Debut author Che Yeun's Tailbone presents a tense, chilling portrait of a teenager's perilous journey into unprepared independence. In 2008, as the global financial crisis hits Seoul, the unnamed 17-year-old narrator is a high school senior unsure she'll graduate with her falling grades. She instead skips classes and roams "the loud, polluted streets of my childhood." Home is made miserable by her abusive father, who only comes home in an alcoholic stupor to berate her mother trapped in eternal subservience.
"I ran away for good in the stinking slop heart of summer. Away from my mother and father, but mostly my mother. She was the only creature I would miss and the only one to miss me." She leaves abruptly, becoming "just another hollow teenager bobbing along the stream of Seoul." Traveling to "one of these ghost neighborhoods" just 15 subways stations away, she enters "an unrecognizable world" where she takes a room in a women-only lodging house advertised on a flimsy billboard.
Her lies--partially aspirational--begin there as she tells the landlady that she's finished high school and is training to be a flight attendant. The older woman, too, tells stories--of better times, of inheriting the building from her parents, of a bygone neighborhood of "some really nice houses" and the "oldest persimmon trees." The current inhabitants of the dilapidated building are unmoored young women, often referred to as a single entity "girls": "what made them all the same" is that they chase dreams of glamour and love while relying on "old desperate idiot men to feed their hunger for pretty things." Juju is the one who stands out, she who "insisted on fake-colored contact lenses no matter how bloodshot her eyes became," as if life is only bearable through a filter. Juju teaches the narrator about taking out questionable loans in a parent's name--"I'd feel better about screwing [my father] over," the teen admits, but Juju insists lenders prefer mothers. Juju reluctantly cares, possibly too much, attempting to protect the teen from devolving into one of the women pulled away by "creeps and cars and nightclubs."

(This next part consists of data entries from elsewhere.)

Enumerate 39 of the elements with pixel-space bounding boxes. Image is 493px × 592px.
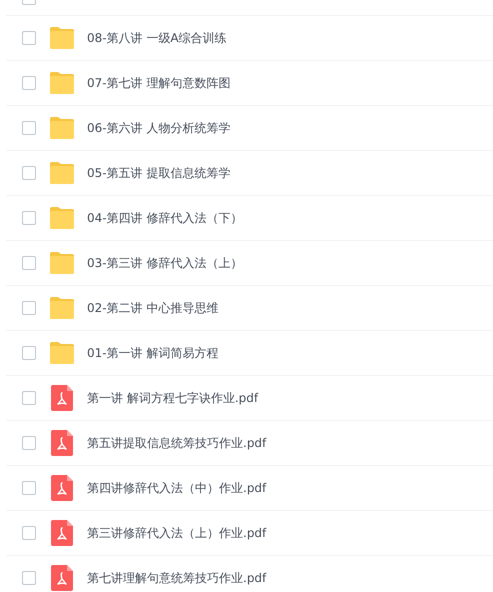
checkbox[interactable]: [22, 571, 36, 585]
pdf-file-icon: [51, 520, 73, 546]
folder-icon: [49, 297, 75, 319]
file-name[interactable]: 08-第八讲 一级A综合训练: [87, 29, 227, 47]
folder-icon: [49, 252, 75, 274]
file-name[interactable]: 01-第一讲 解词简易方程: [87, 344, 218, 362]
checkbox[interactable]: [22, 121, 36, 135]
file-name[interactable]: 第三讲修辞代入法（上）作业.pdf: [87, 524, 266, 542]
file-name[interactable]: 06-第六讲 人物分析统筹学: [87, 119, 230, 137]
folder-icon: [49, 342, 75, 364]
checkbox[interactable]: [22, 391, 36, 405]
file-name[interactable]: 第四讲修辞代入法（中）作业.pdf: [87, 479, 266, 497]
file-name[interactable]: 第一讲 解词方程七字诀作业.pdf: [87, 389, 258, 407]
folder-icon: [49, 27, 75, 49]
folder-icon: [49, 162, 75, 184]
checkbox[interactable]: [22, 526, 36, 540]
checkbox[interactable]: [22, 301, 36, 315]
pdf-file-icon: [51, 430, 73, 456]
folder-icon: [49, 117, 75, 139]
pdf-file-icon: [51, 475, 73, 501]
checkbox[interactable]: [22, 31, 36, 45]
file-name[interactable]: 02-第二讲 中心推导思维: [87, 299, 218, 317]
file-name[interactable]: 03-第三讲 修辞代入法（上）: [87, 254, 242, 272]
checkbox[interactable]: [22, 481, 36, 495]
pdf-file-icon: [51, 565, 73, 591]
checkbox[interactable]: [22, 256, 36, 270]
checkbox[interactable]: [22, 346, 36, 360]
checkbox[interactable]: [22, 166, 36, 180]
pdf-file-icon: [51, 385, 73, 411]
checkbox[interactable]: [22, 211, 36, 225]
file-name[interactable]: 04-第四讲 修辞代入法（下）: [87, 209, 242, 227]
folder-icon: [49, 207, 75, 229]
checkbox[interactable]: [22, 76, 36, 90]
file-name[interactable]: 第七讲理解句意统筹技巧作业.pdf: [87, 569, 266, 587]
file-name[interactable]: 第五讲提取信息统筹技巧作业.pdf: [87, 434, 266, 452]
file-name[interactable]: 05-第五讲 提取信息统筹学: [87, 164, 230, 182]
folder-icon: [49, 72, 75, 94]
checkbox[interactable]: [22, 436, 36, 450]
file-name[interactable]: 07-第七讲 理解句意数阵图: [87, 74, 230, 92]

Yeun writes with glaring clarity, exposing a tortuous cycle of twisted hope and bleak reality, exacerbated by a sweeping financial downturn that further threatens the girls' already tenuous existence. Societal--and personal--judgment stifles these girls, already openly commodified, but Yeun hauntingly commits to amplifying their humanity, as they confess uncertainty, fight invisibility, savor fleeting moments of kindness and empathy. --Terry Hong
Shelf Talker: Che Yeun's haunting debut novel, Tailbone, is an aching, raw portrait of an urban teen runaway's unplanned, unprepared independence.